プライドと攻撃性

 餌付けされたノラ猫二匹が我が家にやってきて9日たった。名前はまだない。猫たちは部屋の隅に引っ込んで中々出て来なかったが、秋生れの子猫は3日目には少し動き回るようになった。近づくとフーッと言い目をまん丸にして怒る。これはどうなるかと思っていると時が経つに連れて落ち着いてテーブルの下の座布団に陣取った。他の猫は敬遠して近づかない。今日は私がゆっくりと動くと傍を通り抜けるまでになってきた。大方は隠れているが、目が合うと目をつぶるようになった。

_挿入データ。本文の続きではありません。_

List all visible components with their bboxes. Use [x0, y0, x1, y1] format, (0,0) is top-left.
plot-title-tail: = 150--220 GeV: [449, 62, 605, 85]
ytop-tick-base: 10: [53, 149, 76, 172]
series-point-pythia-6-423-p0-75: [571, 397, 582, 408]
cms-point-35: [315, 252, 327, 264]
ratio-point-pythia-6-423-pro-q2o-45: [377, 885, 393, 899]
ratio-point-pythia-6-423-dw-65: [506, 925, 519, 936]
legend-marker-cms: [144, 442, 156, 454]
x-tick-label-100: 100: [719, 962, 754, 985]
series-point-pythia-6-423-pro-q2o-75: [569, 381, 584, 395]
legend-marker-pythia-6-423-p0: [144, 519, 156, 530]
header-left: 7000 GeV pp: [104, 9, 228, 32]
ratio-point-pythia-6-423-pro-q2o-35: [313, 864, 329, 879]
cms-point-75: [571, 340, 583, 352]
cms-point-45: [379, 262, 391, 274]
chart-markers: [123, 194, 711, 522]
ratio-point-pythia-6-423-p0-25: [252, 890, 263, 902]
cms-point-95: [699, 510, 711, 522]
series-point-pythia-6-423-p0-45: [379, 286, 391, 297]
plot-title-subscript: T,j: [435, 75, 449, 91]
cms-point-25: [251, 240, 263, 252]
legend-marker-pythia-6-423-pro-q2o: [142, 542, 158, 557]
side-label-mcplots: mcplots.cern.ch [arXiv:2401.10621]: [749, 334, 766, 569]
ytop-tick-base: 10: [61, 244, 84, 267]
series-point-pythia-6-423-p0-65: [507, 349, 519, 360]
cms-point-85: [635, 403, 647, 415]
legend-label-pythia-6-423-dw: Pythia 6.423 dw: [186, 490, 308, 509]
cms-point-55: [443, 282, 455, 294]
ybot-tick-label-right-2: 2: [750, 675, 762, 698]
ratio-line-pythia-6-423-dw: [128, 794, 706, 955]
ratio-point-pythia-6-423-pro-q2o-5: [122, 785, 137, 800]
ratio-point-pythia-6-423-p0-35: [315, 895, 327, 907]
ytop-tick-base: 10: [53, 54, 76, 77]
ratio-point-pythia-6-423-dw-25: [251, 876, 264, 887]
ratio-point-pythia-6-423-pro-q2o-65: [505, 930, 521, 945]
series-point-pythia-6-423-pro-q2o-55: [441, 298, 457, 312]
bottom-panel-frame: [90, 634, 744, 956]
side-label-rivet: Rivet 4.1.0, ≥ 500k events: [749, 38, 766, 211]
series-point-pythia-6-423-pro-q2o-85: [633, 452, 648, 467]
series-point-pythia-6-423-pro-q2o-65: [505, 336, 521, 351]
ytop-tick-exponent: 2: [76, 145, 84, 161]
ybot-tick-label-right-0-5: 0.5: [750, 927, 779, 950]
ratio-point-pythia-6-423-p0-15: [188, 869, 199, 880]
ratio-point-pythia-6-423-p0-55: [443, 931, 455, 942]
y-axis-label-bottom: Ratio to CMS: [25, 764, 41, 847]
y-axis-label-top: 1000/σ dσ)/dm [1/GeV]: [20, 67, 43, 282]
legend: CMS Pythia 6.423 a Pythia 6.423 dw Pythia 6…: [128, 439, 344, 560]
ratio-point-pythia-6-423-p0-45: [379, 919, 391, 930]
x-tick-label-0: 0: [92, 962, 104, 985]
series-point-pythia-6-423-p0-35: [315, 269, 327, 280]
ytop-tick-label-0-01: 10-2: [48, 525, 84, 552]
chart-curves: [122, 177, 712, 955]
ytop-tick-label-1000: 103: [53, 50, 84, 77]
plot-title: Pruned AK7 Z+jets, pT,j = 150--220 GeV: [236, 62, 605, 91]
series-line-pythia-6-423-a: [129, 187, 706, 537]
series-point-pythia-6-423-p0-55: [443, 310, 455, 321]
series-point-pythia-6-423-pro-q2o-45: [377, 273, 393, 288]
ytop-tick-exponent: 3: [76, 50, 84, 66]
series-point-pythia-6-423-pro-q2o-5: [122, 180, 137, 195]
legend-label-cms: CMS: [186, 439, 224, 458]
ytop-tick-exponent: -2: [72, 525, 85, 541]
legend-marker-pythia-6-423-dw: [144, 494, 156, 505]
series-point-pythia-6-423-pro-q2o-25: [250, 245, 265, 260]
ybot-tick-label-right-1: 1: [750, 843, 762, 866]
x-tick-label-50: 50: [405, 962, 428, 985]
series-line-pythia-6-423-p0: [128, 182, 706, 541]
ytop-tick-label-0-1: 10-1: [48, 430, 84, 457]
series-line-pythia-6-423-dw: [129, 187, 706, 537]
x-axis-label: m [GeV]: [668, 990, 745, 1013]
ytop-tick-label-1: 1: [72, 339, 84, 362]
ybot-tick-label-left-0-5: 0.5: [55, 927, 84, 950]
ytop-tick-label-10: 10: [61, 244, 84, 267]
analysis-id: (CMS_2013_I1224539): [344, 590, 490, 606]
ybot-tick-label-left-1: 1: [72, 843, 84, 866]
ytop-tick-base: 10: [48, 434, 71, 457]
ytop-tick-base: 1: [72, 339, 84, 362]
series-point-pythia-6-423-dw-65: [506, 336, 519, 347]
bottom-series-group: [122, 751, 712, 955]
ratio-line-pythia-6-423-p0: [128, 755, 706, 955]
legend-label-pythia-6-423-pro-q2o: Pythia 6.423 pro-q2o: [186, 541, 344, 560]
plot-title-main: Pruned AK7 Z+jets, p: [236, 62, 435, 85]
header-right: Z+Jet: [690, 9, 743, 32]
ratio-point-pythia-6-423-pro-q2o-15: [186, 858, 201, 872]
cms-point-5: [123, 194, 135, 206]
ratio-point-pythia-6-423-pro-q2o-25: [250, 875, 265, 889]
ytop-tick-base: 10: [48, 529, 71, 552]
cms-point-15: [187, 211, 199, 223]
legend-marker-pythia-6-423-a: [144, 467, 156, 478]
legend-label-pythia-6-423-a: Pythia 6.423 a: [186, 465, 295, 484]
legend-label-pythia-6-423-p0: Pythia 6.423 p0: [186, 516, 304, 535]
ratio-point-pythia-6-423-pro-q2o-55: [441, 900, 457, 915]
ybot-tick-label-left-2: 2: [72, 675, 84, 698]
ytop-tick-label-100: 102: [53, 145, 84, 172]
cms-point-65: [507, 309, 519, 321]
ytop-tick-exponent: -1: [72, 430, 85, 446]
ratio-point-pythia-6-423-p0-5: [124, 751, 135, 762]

 お兄さん猫の方はまだまだ時間がかかるようだ。まだ昼間部屋の隅に身を寄せているのは変わりないけれども、今朝はイスの下にうずくまっていた。少し行動範囲が広がった。一昨日から目が合うと、目をまん丸にして威嚇的で、フーッと言い、近づくと前足でパンチを食らわせてくる。おびえた姿勢から明らかに怒りを示すようになった。この部屋に少し落ち着いて元気になったのであろう。攻撃的になってこのまま続いたらどうなるだろう、厄介だと思いると、これでやっと引越しうつ病から回復して少し元気になり、プライドを回復して自分を主張し始めたのだという感じがしてきた。そしてこのお兄さん猫の怒りは大変良いものに思えてきた。

 

 そう言えば、妹猫の方もフーッ、フーッと怒りを示しながら次第になれてきた。怒りを示しながら次第に仲良くなってくるこの過程がとても興味深い。怒りの背後に自分を失いたくないプライドあるのだろう。プライドは個性的な存在を保証するもので、それを守るものとして攻撃的な態度が必要なのであろう。猫でもプライドを持っているというか、ノラだからこそ一層しっかりしたプライドを持っていると言うべきか。プライドを持ち、脅威的な接近に対して怒りを示しながら関係を深めていくということで、これは私たち人間にも当てはまることだと思った。